今月の視点 2023年10月

新NISAで外債に直接投資できないのは残念!

●新NISAの期限なし非課税に感謝

2024年から新NISAが始まります。従来のNISA制度(積立投資しかできない「つみたてNISA」と、株式など比較的幅広く投資が可能な「一般NISA」)に比べて、以下の点が改善されています。

  • 非課税投資枠が「つみたて投資枠」で120万円、「成長投資枠」で240万円、合わせて年間360万円まで大幅に拡大
  • NISA制度は恒久化され、非課税保有期間の期限は撤廃
  • その年ごとにつみたてNISAか一般NISAかの選択が必要だったが、新NISAでは、「つみたて投資枠」と「成長投資枠」の併用が可能(非課税保有限度額は合わせて1800万円。ただし、「成長投資枠」の限度額については1200万円が上限)

積立投資は「成長投資枠」でも可能なので、「つみたて投資枠」と合わせて年間360万円、毎月30万円までの積立投資が、新NISAでは可能になります。
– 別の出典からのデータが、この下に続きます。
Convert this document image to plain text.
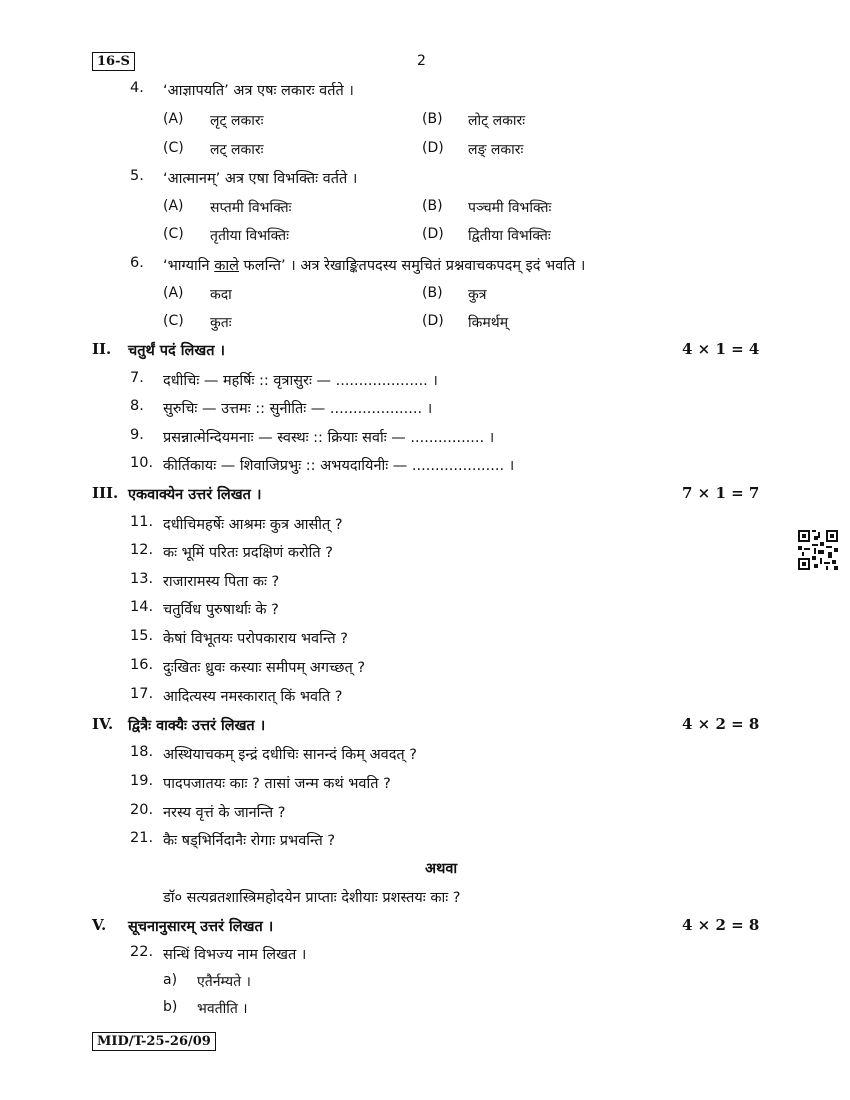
16-S	2
4. ‘आज्ञापयति’ अत्र एषः लकारः वर्तते ।
(A) लृट् लकारः	(B) लोट् लकारः
(C) लट् लकारः	(D) लङ् लकारः
5. ‘आत्मानम्’ अत्र एषा विभक्तिः वर्तते ।
(A) सप्तमी विभक्तिः	(B) पञ्चमी विभक्तिः
(C) तृतीया विभक्तिः	(D) द्वितीया विभक्तिः
6. ‘भाग्यानि काले फलन्ति’ । अत्र रेखाङ्कितपदस्य समुचितं प्रश्नवाचकपदम् इदं भवति ।
(A) कदा	(B) कुत्र
(C) कुतः	(D) किमर्थम्
II. चतुर्थं पदं लिखत ।	4 × 1 = 4
7. दधीचिः — महर्षिः :: वृत्रासुरः — .................... ।
8. सुरुचिः — उत्तमः :: सुनीतिः — .................... ।
9. प्रसन्नात्मेन्दियमनाः — स्वस्थः :: क्रियाः सर्वाः — ................ ।
10. कीर्तिकायः — शिवाजिप्रभुः :: अभयदायिनीः — .................... ।
III. एकवाक्येन उत्तरं लिखत ।	7 × 1 = 7
11. दधीचिमहर्षेः आश्रमः कुत्र आसीत् ?
12. कः भूमिं परितः प्रदक्षिणं करोति ?
13. राजारामस्य पिता कः ?
14. चतुर्विध पुरुषार्थाः के ?
15. केषां विभूतयः परोपकाराय भवन्ति ?
16. दुःखितः ध्रुवः कस्याः समीपम् अगच्छत् ?
17. आदित्यस्य नमस्कारात् किं भवति ?
IV. द्वित्रैः वाक्यैः उत्तरं लिखत ।	4 × 2 = 8
18. अस्थियाचकम् इन्द्रं दधीचिः सानन्दं किम् अवदत् ?
19. पादपजातयः काः ? तासां जन्म कथं भवति ?
20. नरस्य वृत्तं के जानन्ति ?
21. कैः षड्भिर्निदानैः रोगाः प्रभवन्ति ?
अथवा
डॉ० सत्यव्रतशास्त्रिमहोदयेन प्राप्ताः देशीयाः प्रशस्तयः काः ?
V. सूचनानुसारम् उत्तरं लिखत ।	4 × 2 = 8
22. सन्धिं विभज्य नाम लिखत ।
a) एतैर्नम्यते ।
b) भवतीति ।
MID/T-25-26/09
新NISAを利用して運用した元本1800万円は、将来どんなに値上がり益が膨らんでも永久に非課税になる制度です。想像してみてください。たとえば2000万円の売却益が出たら、通常であれば2000万円の20%である400万円の税金がかかります。これが非課税になるなんて財務省の太っ腹、新NISAの誕生に感謝です。

●非課税枠使い切り計画を夢想

新NISAの取り組みで大事なポイントは、新NISAの期限なし非課税扱いのメリットを活かし、なるべく多くの含み益が期待できる投資対象を選ぶこと、そして、せっかくの「つみたて投資枠」「成長投資枠」を合わせた上限額1800万円を使い切る投資プランを立てることです。

そこで、私の頭に浮かんだのは、毎年240万円、「米国国債」に直接投資をして「成長投資枠」を使い切るプランでした。

しかし、現在のNISAの制度では投資信託を通じて債券に投資することは可能なのですが、債券に直接投資することはできないのです。

そこで「なぜNISAでは債券に直接投資することができないのですか」と金融庁に聞いてみましたが、公開している情報以外お答えできませんという返事でした。

NISAの投資対象から債券が外されているのは、これまでグローバルに債券利回りは低すぎて、投資家ニーズがなかったこと、債券の最少投資金額が比較的大きいので、少額投資のNISAには向かないなどの理由があったと想像します。

日本では、1%利回りというと額面100万円に対して毎年1万円ずつ受け取る単利計算なのですが。米国国債の利回りは複利計算です。額面100ドルに対して1年目は101ドル、2年目は増えた101ドルに対して次年以降も元利金が1%ずつ増えていく計算です。

例えば、20年米国債利回りは4.7%複利利回りなので、投資元本39.909に対して毎年4.7%ずつ増えていき、米国が20年後破綻していなければ、償還まで保有すると投資元本は2.51倍(39.909→100)になります。

2年米国国債の場合は期間が短いので複利効果が小さくなり、1.1倍(91.049→100)です。償還まで保有しているだけで、毎年確実に増えていく米国国債に新NISAを活用して直接投資する方法は、投資を苦手とする多くの日本人投資家に向いている投資対象だと私は思いました。

ただし、ここまで高利回りになって魅力的な投資対象になった米国国債。しかも、新NISAの「成長投資枠」が年間240万円、上限1200万円とまで増えれば、債券への直接投資を十分に検討できるようになりました。「新NISAでなぜ債券に直接投資できないのか」という投資家の声が高まり、早く投資対象に加わることを切に願っています。

●代替策としての債券投信積立

ちなみに、外債投資には為替リスクがあります。しかし、1ドル150円の為替で4.7%複利利回りの20年国債を購入し、20年後の償還時に1ドル120円の円高の為替になっていたとしても、円換算元本は2.005倍になります(税金は考慮せず)。

これまで株式主体の積立投資をしてきた方は、この高利回りの環境を活かして、信託報酬がかかってしまいますが、高配当、高利回りが期待できる米ドル建て主体の「リート」「ハイ・イールド債券」「新興国債券」を投資対象にした投資信託も、新NISAの積立銘柄として新たに加える検討もしてみてください。